Kalosm 0.3
Kalosm 0.3 makes it significantly easier to use structured generation, improves transcription, and makes it possible to track model download progress. It also includes performance improvements for text generation and transcription models along with parser improvements
Performance Improvements
The new version of Kalosm includes significant performance improvements for llama, mistral, and phi models. We have also developed sampler aware structured generation which lets us skip parsing most tokens in loose structures. Performance should be between 2-4x as fast depending on your usecase:
| Demo | Kalosm 0.2 | Kalosm 0.3 |
|---|---|---|
| Text generation | kalosm-0.2.mp4 | kalosm-0.3.mp4 |
| Structured Generation | kalosm-0.2-structured.mp4 | kalosm-0.3-structured.mp4 |
Structured Generation Improvements
Structured generation is both easier and faster in 0.3. Many structured generation tasks can use json. If you just need a json parser, kalosm 0.3 lets you derive the parser from your data:
use kalosm::language::*;
/// A fictional character
#[derive(Parse, Schema, Clone, Debug)]
struct Character {
/// The name of the character
#[parse(pattern = "[A-Z][a-z]{2,10} [A-Z][a-z]{2,10}")]
name: String,
/// The age of the character
#[parse(range = 1..=100)]
age: u8,
/// A description of the character
#[parse(pattern = "[A-Za-z ]{40,200}")]
description: String,
}Then you can build a task that generates the character:
#[tokio::main]
async fn main() {
// First create a model. Chat models tend to work best with structured generation
let model = Llama::new_chat().await.unwrap();
// Then create a task with the parser as constraints
let task = Task::builder_for::<Character>("You generate realistic JSON placeholders for characters")
.build();
// Finally, run the task
let mut stream = task.run("Create a random character", &model);
stream.to_std_out().await.unwrap();
let character = stream.await.unwrap();
println!("{character:?}");
}Along with the parser, you can also derive a json schema that matches the parser which is useful for function calling models.

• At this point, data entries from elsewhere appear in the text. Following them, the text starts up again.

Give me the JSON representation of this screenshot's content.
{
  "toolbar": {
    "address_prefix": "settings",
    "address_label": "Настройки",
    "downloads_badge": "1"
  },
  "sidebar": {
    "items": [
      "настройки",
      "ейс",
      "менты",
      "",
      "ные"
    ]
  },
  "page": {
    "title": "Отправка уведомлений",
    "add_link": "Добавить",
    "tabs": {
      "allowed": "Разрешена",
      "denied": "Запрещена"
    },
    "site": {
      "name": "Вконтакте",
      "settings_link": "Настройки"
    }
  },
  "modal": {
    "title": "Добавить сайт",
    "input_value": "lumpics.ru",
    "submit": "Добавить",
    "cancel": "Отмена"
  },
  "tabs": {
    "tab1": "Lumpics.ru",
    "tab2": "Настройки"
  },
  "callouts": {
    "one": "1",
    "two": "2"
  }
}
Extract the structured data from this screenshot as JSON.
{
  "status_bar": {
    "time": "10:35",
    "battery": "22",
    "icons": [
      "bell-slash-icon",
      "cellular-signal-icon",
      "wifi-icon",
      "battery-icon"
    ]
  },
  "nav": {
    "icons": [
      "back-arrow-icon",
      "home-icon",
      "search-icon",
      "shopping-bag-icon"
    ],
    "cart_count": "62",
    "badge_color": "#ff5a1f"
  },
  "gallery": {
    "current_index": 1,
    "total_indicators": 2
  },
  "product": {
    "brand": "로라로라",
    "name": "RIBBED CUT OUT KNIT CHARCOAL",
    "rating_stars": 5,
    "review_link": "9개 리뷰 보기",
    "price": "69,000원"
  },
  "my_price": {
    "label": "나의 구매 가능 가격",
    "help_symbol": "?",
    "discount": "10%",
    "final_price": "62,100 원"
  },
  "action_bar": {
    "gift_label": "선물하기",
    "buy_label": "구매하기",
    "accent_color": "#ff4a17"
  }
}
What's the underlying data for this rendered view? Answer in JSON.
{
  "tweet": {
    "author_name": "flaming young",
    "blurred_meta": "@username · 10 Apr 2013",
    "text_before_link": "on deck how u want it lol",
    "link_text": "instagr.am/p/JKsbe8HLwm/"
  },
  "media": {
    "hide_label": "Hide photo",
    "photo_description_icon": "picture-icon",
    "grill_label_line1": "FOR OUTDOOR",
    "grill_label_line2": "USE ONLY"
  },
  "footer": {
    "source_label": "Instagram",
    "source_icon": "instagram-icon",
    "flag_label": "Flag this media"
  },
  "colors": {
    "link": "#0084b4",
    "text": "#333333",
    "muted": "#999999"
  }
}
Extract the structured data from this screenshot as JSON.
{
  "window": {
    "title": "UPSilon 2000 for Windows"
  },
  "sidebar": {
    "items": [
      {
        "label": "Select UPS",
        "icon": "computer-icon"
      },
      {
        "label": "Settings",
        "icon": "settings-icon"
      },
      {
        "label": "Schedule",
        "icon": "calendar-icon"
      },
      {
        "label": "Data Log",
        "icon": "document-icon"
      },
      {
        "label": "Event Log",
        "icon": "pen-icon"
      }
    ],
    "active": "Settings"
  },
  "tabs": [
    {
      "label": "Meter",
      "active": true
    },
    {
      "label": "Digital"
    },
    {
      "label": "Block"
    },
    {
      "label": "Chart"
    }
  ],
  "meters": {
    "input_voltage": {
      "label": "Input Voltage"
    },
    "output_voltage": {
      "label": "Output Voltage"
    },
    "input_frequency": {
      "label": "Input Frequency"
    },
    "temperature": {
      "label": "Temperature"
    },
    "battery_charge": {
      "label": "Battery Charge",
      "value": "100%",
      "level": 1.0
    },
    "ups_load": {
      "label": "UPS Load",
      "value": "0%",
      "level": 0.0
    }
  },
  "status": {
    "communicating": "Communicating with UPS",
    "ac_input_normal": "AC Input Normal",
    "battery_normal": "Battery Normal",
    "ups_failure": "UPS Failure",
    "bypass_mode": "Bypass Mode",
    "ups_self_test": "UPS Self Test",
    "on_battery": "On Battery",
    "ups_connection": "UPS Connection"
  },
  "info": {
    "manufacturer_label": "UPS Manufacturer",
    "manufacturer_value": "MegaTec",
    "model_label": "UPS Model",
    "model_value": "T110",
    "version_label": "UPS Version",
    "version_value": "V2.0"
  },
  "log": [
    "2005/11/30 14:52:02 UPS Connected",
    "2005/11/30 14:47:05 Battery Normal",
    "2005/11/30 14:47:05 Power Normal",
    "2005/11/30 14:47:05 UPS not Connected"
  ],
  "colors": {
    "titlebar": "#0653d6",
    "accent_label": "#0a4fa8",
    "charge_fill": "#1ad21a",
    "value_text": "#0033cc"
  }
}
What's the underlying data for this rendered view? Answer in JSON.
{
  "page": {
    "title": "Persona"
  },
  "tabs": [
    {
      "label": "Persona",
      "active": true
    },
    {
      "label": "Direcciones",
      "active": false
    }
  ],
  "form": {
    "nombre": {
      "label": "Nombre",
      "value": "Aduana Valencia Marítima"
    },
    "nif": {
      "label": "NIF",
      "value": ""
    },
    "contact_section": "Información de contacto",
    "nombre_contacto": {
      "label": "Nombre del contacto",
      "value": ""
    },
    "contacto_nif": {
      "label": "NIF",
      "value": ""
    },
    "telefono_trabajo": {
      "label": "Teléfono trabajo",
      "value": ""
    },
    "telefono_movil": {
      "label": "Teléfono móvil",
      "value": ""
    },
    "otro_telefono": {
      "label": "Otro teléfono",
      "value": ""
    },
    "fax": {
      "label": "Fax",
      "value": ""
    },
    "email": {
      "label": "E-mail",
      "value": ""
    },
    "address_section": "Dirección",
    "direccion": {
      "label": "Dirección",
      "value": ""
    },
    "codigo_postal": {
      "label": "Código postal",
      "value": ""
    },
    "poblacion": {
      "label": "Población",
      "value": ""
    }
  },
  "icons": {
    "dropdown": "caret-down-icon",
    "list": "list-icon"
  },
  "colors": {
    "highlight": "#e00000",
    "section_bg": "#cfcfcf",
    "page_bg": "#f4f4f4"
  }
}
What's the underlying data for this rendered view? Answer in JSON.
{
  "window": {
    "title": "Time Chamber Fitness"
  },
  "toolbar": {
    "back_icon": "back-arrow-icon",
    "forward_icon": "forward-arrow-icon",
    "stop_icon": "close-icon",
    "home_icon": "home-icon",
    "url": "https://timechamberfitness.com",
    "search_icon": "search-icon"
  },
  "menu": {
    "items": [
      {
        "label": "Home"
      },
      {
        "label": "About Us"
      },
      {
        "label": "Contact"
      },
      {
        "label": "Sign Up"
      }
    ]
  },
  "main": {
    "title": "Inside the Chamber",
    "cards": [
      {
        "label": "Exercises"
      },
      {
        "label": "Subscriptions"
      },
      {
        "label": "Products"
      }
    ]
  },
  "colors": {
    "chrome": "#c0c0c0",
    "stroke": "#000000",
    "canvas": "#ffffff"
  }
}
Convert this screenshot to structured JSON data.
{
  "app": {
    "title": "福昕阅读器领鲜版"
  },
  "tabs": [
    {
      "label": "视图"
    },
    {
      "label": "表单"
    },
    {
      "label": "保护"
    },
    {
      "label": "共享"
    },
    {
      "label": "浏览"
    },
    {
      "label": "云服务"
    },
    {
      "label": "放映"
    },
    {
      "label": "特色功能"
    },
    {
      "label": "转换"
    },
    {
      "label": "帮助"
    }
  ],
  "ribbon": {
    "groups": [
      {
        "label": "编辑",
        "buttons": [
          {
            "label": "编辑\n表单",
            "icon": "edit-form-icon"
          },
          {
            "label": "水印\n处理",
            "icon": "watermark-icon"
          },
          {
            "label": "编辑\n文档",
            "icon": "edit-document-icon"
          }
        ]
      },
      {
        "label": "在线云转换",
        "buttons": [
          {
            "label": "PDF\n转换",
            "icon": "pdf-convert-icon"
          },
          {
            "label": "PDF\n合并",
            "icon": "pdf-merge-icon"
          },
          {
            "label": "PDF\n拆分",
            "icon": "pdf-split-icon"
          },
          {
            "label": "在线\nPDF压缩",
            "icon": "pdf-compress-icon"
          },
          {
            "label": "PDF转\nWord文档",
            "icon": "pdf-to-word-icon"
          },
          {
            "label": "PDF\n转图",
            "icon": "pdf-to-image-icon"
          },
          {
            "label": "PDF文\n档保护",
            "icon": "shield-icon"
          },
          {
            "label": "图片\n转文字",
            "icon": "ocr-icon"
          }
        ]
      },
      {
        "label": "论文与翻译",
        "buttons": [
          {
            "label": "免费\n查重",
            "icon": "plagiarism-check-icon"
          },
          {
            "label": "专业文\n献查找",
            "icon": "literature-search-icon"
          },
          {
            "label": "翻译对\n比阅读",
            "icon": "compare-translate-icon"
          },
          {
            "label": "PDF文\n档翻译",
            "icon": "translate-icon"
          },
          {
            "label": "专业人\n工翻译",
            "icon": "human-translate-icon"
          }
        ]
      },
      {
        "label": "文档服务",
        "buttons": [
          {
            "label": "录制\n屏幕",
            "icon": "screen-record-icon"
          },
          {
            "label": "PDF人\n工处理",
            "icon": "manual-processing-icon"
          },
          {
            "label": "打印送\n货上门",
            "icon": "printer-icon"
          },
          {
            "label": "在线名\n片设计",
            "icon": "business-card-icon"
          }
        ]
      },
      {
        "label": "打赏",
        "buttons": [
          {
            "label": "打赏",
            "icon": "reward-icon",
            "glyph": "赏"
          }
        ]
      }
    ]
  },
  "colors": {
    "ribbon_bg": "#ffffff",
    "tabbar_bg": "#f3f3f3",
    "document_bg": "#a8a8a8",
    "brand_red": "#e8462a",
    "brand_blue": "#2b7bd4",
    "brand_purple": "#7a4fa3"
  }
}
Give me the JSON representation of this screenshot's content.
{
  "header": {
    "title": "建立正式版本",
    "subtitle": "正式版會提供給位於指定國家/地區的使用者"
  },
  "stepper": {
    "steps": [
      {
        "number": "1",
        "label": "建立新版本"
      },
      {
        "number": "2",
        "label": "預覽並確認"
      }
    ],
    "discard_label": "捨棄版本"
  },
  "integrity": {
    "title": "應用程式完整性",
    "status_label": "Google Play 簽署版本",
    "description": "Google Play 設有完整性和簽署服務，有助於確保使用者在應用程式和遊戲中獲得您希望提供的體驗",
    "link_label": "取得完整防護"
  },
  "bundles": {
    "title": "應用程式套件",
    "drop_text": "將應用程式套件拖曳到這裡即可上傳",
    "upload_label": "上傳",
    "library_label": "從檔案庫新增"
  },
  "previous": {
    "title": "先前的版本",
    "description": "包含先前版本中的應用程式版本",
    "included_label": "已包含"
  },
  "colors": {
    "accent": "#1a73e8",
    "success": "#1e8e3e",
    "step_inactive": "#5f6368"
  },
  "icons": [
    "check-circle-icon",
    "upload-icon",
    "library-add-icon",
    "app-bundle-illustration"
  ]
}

You can read more about how structured generation works in kalosm in our last blog post.
Streaming Voice Transcription
Kalosm 0.3 adds support for transcribing audio streams like microphone in chunks based on voice activity. You can now read the audio stream directly from the microphone and transcribe it as voices are detected:
// Create a new whisper model.
let model = Whisper::new().await.unwrap();
// Stream audio from the microphone
let mic = MicInput::default();
let stream = mic.stream().unwrap();
// Transcribe the audio into text in chunks based on voice activity.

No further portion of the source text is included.